Melatonin can also play a role in the regulation of receptor tyrosine kinases’ signaling and ligand expression, therefore controlling EMT activation [107]. In vivo experiments conducted on a xenograft model of triple-negative breast cancer concluded that mice treated with melatonin show a significant reduction in tumor size and a lower expression of VEGFR2 compared to control animals [108]. Similarly, a melatonin treatment for human pancreatic cells (PANC-1) cocultured with human umbilical vein endothelial cells (HUVECs) prevents cell migration and diminishes both VEGF expression and secretion by malignant cells [109]. Notably, the pineal hormone diminishes VEGF expression and secretion in estrogen-responsive breast cancer cells.
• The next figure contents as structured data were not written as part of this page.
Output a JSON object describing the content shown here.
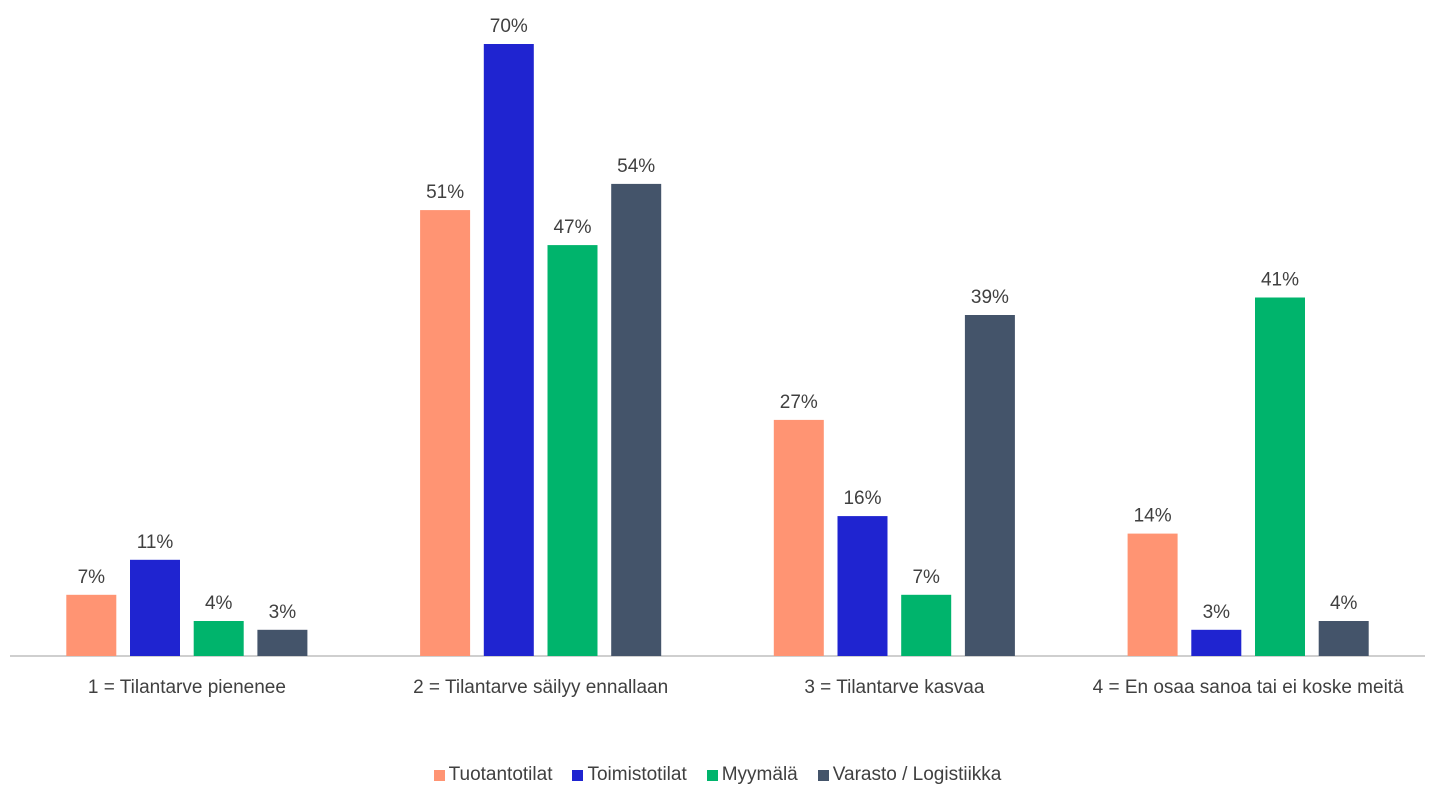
{
  "chart_data": {
    "type": "bar",
    "categories": [
      "1 = Tilantarve pienenee",
      "2 = Tilantarve säilyy ennallaan",
      "3 = Tilantarve kasvaa",
      "4 = En osaa sanoa tai ei koske meitä"
    ],
    "series": [
      {
        "name": "Tuotantotilat",
        "color": "#FF9473",
        "values": [
          7,
          51,
          27,
          14
        ],
        "labels": [
          "7%",
          "51%",
          "27%",
          "14%"
        ]
      },
      {
        "name": "Toimistotilat",
        "color": "#1F24D0",
        "values": [
          11,
          70,
          16,
          3
        ],
        "labels": [
          "11%",
          "70%",
          "16%",
          "3%"
        ]
      },
      {
        "name": "Myymälä",
        "color": "#00B46C",
        "values": [
          4,
          47,
          7,
          41
        ],
        "labels": [
          "4%",
          "47%",
          "7%",
          "41%"
        ]
      },
      {
        "name": "Varasto / Logistiikka",
        "color": "#44546A",
        "values": [
          3,
          54,
          39,
          4
        ],
        "labels": [
          "3%",
          "54%",
          "39%",
          "4%"
        ]
      }
    ],
    "ylim": [
      0,
      70
    ],
    "grid": false,
    "legend_position": "bottom",
    "title": "",
    "xlabel": "",
    "ylabel": ""
  }
}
When cultured in the presence of HUVECs, breast tumor cells seem to stimulate endothelial cell proliferation by increasing the release of VEGF to the culture media. However, melatonin appears to revert both stimulatory effects on cell proliferation and on VEGF protein levels in the media [110]. When the endothelial cells are treated with the chemotherapeutic drugs docetaxel and vinorelbine, the expression of VEGF-A, VEGF-B, VEGF-C, VEGFR-1 and VEGFR-3 is stimulated, and the addition of melatonin counteracts this effect [111]. In the same model of cocultures of breast cancer cells and HUVECs, radiation and melatonin cooperate to reduce VEGF levels; however, radiation alone stimulates the mRNA expression of FGFR3 and IGF-1 [112]. The pineal hormone, in triple-negative breast cancer cells, upregulates the expression of miR-152-3p, therefore decreasing the protein levels of some of its target genes (IGF-1R, HIF-1α and VEGF) both in vitro and in vivo [70]. Lastly, melatonin abolishes the invasion and migration abilities of SCC-15 cells while decreasing Fibroblast Growth Factor 19 (FGF19) in oral squamous carcinoma cells (SCC-15). The addition of exogenous hFGF19 appears to revoke the effect of the indolamine on cell invasion and migration, whereas FGF19 knockdown mimics the effect of the melatonin treatment [113].